The merchant counter-case is that Broadcom (Tomahawk for radix, Jericho for depth) plus a SuperNIC of your choosing plus an open NOS (SONiC, FBOSS) gives you a multi-vendor supply chain, no single-vendor margin capture, and the freedom to mix optics and cables — at the cost of doing the integration yourself and accepting that the most aggressive co-designed features (SHARP-equivalent in-network reduction) are not yet at parity. This is why ~70% of new AI deployments now choose Ethernet/RoCEv2 (SemiAnalysis, 2026): for most fabrics the merchant path is good enough and cheaper, and the captive premium is reserved for the reduction-heavy training islands where it still pays. The business-model and margin framing of merchant-vs-captive silicon is developed in Chapter 7.1.
Deep dive: why the DPU's second control plane is the part people forget to budget
The DPU sales pitch is all about what it offloads. The part that gets under-budgeted is what it adds: a complete second computer in every server, with its own operating system, its own firmware, its own security-patch cadence, and its own failure modes.
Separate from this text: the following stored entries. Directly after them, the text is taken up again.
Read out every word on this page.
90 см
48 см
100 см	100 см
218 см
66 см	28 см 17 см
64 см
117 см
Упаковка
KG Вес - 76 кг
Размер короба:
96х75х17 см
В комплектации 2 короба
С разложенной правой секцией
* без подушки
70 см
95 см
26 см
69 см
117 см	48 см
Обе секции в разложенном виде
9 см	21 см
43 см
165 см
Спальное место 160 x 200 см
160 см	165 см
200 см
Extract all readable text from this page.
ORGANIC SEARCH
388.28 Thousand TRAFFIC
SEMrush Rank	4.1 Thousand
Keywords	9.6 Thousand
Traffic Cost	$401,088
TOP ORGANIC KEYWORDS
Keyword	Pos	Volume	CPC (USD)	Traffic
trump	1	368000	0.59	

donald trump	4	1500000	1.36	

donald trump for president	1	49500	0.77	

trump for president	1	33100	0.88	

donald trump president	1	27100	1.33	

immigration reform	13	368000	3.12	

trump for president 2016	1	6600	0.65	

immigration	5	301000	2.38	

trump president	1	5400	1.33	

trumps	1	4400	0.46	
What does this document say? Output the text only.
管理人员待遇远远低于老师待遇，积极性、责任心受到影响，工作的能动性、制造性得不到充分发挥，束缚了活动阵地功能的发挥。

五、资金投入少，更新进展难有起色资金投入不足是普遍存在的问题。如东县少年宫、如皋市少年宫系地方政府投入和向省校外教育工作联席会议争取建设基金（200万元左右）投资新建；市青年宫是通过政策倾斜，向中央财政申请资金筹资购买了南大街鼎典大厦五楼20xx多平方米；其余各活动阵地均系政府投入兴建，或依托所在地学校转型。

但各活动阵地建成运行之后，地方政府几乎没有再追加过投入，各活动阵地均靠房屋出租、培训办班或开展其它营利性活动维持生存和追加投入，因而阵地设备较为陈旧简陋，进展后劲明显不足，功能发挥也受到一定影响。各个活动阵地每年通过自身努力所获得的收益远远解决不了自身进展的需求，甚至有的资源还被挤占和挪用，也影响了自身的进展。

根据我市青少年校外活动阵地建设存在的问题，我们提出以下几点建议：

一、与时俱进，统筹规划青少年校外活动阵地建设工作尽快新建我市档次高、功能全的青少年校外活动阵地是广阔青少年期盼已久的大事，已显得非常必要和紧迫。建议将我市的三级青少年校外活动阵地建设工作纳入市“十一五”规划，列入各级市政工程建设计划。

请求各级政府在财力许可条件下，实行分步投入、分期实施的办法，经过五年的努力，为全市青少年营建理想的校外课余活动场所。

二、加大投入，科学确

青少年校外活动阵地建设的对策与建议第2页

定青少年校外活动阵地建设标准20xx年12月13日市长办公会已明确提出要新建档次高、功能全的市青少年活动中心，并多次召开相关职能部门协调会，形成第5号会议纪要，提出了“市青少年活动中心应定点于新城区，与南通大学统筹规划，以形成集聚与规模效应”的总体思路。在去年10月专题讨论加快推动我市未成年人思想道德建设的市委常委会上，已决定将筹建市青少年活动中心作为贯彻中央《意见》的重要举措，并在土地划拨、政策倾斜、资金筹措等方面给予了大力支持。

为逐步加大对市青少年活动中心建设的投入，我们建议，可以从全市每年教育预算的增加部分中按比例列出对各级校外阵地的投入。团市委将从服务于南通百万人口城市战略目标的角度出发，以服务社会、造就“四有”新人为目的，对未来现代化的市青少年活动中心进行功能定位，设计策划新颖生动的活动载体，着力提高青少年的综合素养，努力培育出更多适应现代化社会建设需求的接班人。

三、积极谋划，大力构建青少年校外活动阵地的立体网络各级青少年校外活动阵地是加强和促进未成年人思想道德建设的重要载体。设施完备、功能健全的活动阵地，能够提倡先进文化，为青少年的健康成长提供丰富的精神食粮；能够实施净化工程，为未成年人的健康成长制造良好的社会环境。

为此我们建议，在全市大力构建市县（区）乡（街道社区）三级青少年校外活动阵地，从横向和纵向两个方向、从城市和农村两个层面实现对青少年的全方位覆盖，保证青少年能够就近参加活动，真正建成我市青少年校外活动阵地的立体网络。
When you deploy BlueField at fleet scale, you have doubled the number of OS images you patch, the number of agents you monitor, and the number of things that can break in the data path between the host and the wire — a DPU that hangs takes the server's network with it.
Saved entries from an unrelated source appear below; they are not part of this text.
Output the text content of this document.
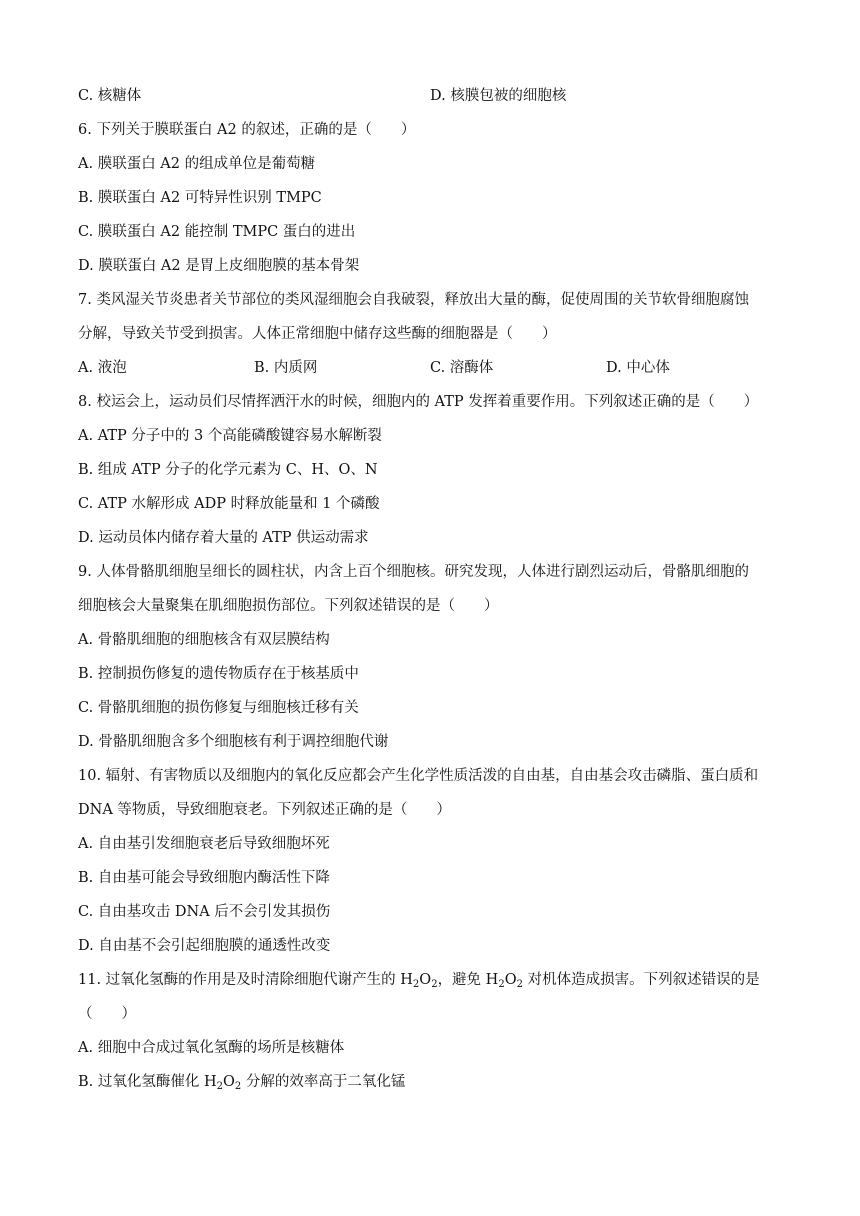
C. 核糖体	D. 核膜包被的细胞核
6. 下列关于膜联蛋白 A2 的叙述，正确的是（　　）
A. 膜联蛋白 A2 的组成单位是葡萄糖
B. 膜联蛋白 A2 可特异性识别 TMPC
C. 膜联蛋白 A2 能控制 TMPC 蛋白的进出
D. 膜联蛋白 A2 是胃上皮细胞膜的基本骨架
7. 类风湿关节炎患者关节部位的类风湿细胞会自我破裂，释放出大量的酶，促使周围的关节软骨细胞腐蚀
分解，导致关节受到损害。人体正常细胞中储存这些酶的细胞器是（　　）
A. 液泡	B. 内质网	C. 溶酶体	D. 中心体
8. 校运会上，运动员们尽情挥洒汗水的时候，细胞内的 ATP 发挥着重要作用。下列叙述正确的是（　　）
A. ATP 分子中的 3 个高能磷酸键容易水解断裂
B. 组成 ATP 分子的化学元素为 C、H、O、N
C. ATP 水解形成 ADP 时释放能量和 1 个磷酸
D. 运动员体内储存着大量的 ATP 供运动需求
9. 人体骨骼肌细胞呈细长的圆柱状，内含上百个细胞核。研究发现，人体进行剧烈运动后，骨骼肌细胞的
细胞核会大量聚集在肌细胞损伤部位。下列叙述错误的是（　　）
A. 骨骼肌细胞的细胞核含有双层膜结构
B. 控制损伤修复的遗传物质存在于核基质中
C. 骨骼肌细胞的损伤修复与细胞核迁移有关
D. 骨骼肌细胞含多个细胞核有利于调控细胞代谢
10. 辐射、有害物质以及细胞内的氧化反应都会产生化学性质活泼的自由基，自由基会攻击磷脂、蛋白质和
DNA 等物质，导致细胞衰老。下列叙述正确的是（　　）
A. 自由基引发细胞衰老后导致细胞坏死
B. 自由基可能会导致细胞内酶活性下降
C. 自由基攻击 DNA 后不会引发其损伤
D. 自由基不会引起细胞膜的通透性改变
11. 过氧化氢酶的作用是及时清除细胞代谢产生的 $H_2O_2$，避免 $H_2O_2$ 对机体造成损害。下列叙述错误的是
（　　）
A. 细胞中合成过氧化氢酶的场所是核糖体
B. 过氧化氢酶催化 $H_2O_2$ 分解的效率高于二氧化锰
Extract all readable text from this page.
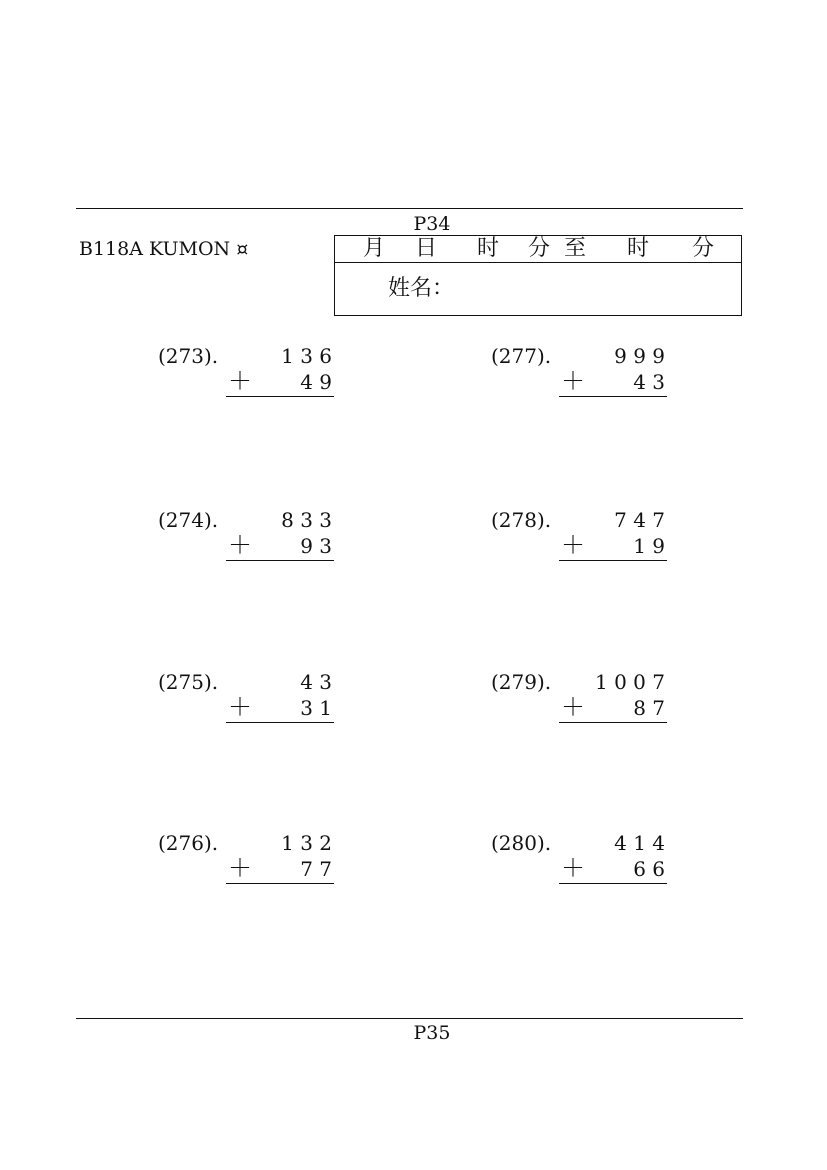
P34
B118A KUMON ¤	月 日 时 分 至 时 分
姓名：
(273).	1 3 6
＋	4 9
(274).	8 3 3
＋	9 3
(275).	4 3
＋	3 1
(276).	1 3 2
＋	7 7
(277).	9 9 9
＋	4 3
(278).	7 4 7
＋	1 9
(279).	1 0 0 7
＋	8 7
(280).	4 1 4
＋	6 6
P35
This is why the DPU decision is not "is it powerful" (it obviously is — 64 Arm cores, 800 Gb/s) but "do I have enough infrastructure work to amortize a second control plane across thousands of servers." In a multi-tenant neocloud the answer is yes: the hardware isolation boundary is non-negotiable and the storage offload is real, so the operational tax is worth it — and ClusterMAX-grade ratings essentially require it. In a single-tenant training cluster with no isolation requirement and host cores to spare, a plain SuperNIC is often the better engineering choice precisely because it is one control plane, not two. The lesson generalizes: every offload frees a host resource and adds an operational surface, and the DPU is only a win when the freed resource is worth more than the added surface. The isolation case that most often tips it is in Chapter 11.6; the storage case in Chapter 9.3.
Anti-patterns
The recurring silicon mis-selections all come from optimizing one number in isolation instead of reading the gating spec and the downstream cost:
- Buying the aggregate Tbps and ignoring the SerDes generation. A switch bought one SerDes generation behind looks competitive on aggregate bandwidth but yields half the radix at your port speed, reaches less far on copper, and forces an optics upgrade a generation early. Read the lane, not the headline.
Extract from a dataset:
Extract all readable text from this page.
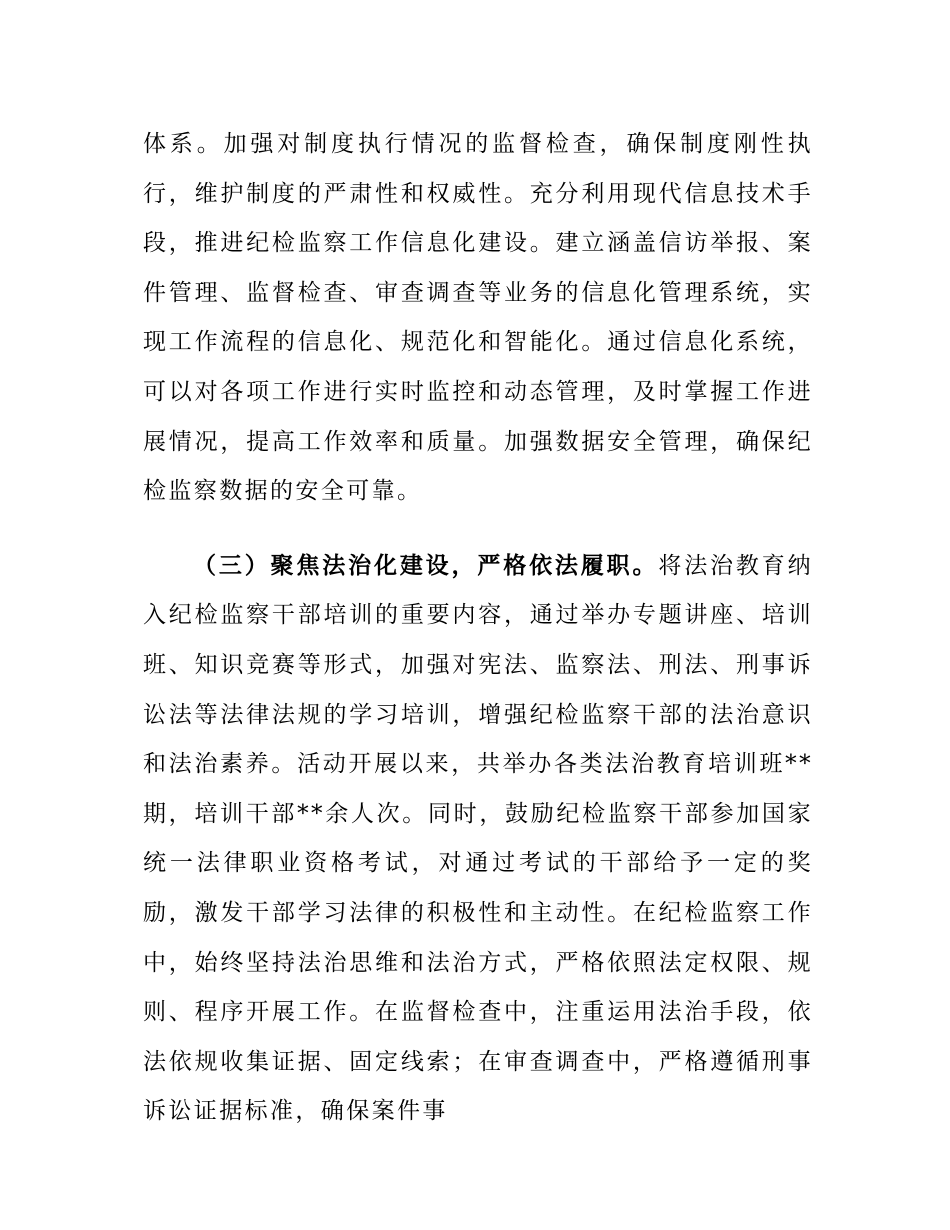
体系。加强对制度执行情况的监督检查，确保制度刚性执行，维护制度的严肃性和权威性。充分利用现代信息技术手段，推进纪检监察工作信息化建设。建立涵盖信访举报、案件管理、监督检查、审查调查等业务的信息化管理系统，实现工作流程的信息化、规范化和智能化。通过信息化系统，可以对各项工作进行实时监控和动态管理，及时掌握工作进展情况，提高工作效率和质量。加强数据安全管理，确保纪检监察数据的安全可靠。

（三）聚焦法治化建设，严格依法履职。将法治教育纳入纪检监察干部培训的重要内容，通过举办专题讲座、培训班、知识竞赛等形式，加强对宪法、监察法、刑法、刑事诉讼法等法律法规的学习培训，增强纪检监察干部的法治意识和法治素养。活动开展以来，共举办各类法治教育培训班**期，培训干部**余人次。同时，鼓励纪检监察干部参加国家统一法律职业资格考试，对通过考试的干部给予一定的奖励，激发干部学习法律的积极性和主动性。在纪检监察工作中，始终坚持法治思维和法治方式，严格依照法定权限、规则、程序开展工作。在监督检查中，注重运用法治手段，依法依规收集证据、固定线索；在审查调查中，严格遵循刑事诉讼证据标准，确保案件事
- Deep buffers everywhere. Putting deep-buffer routing silicon on short-reach leaf switches where a shallow-buffer high-radix ASIC belongs — paying latency, power, and $/port for burst absorption the tier never needs. Match the buffer to the reach.
- A DPU with nothing to offload. Deploying BlueField-class silicon across a single-tenant cluster with no isolation requirement and no storage-offload plan — a per-server capex line and a second control plane bought for a feature set you never enable.
- Mixing a third-party NIC into a co-designed fabric. Buying a Spectrum-X or SHARP-capable switch for its integrated features, then pairing it with a generic NIC that cannot do hardware reassembly or in-network reduction — paying the captive premium and getting the merchant feature set.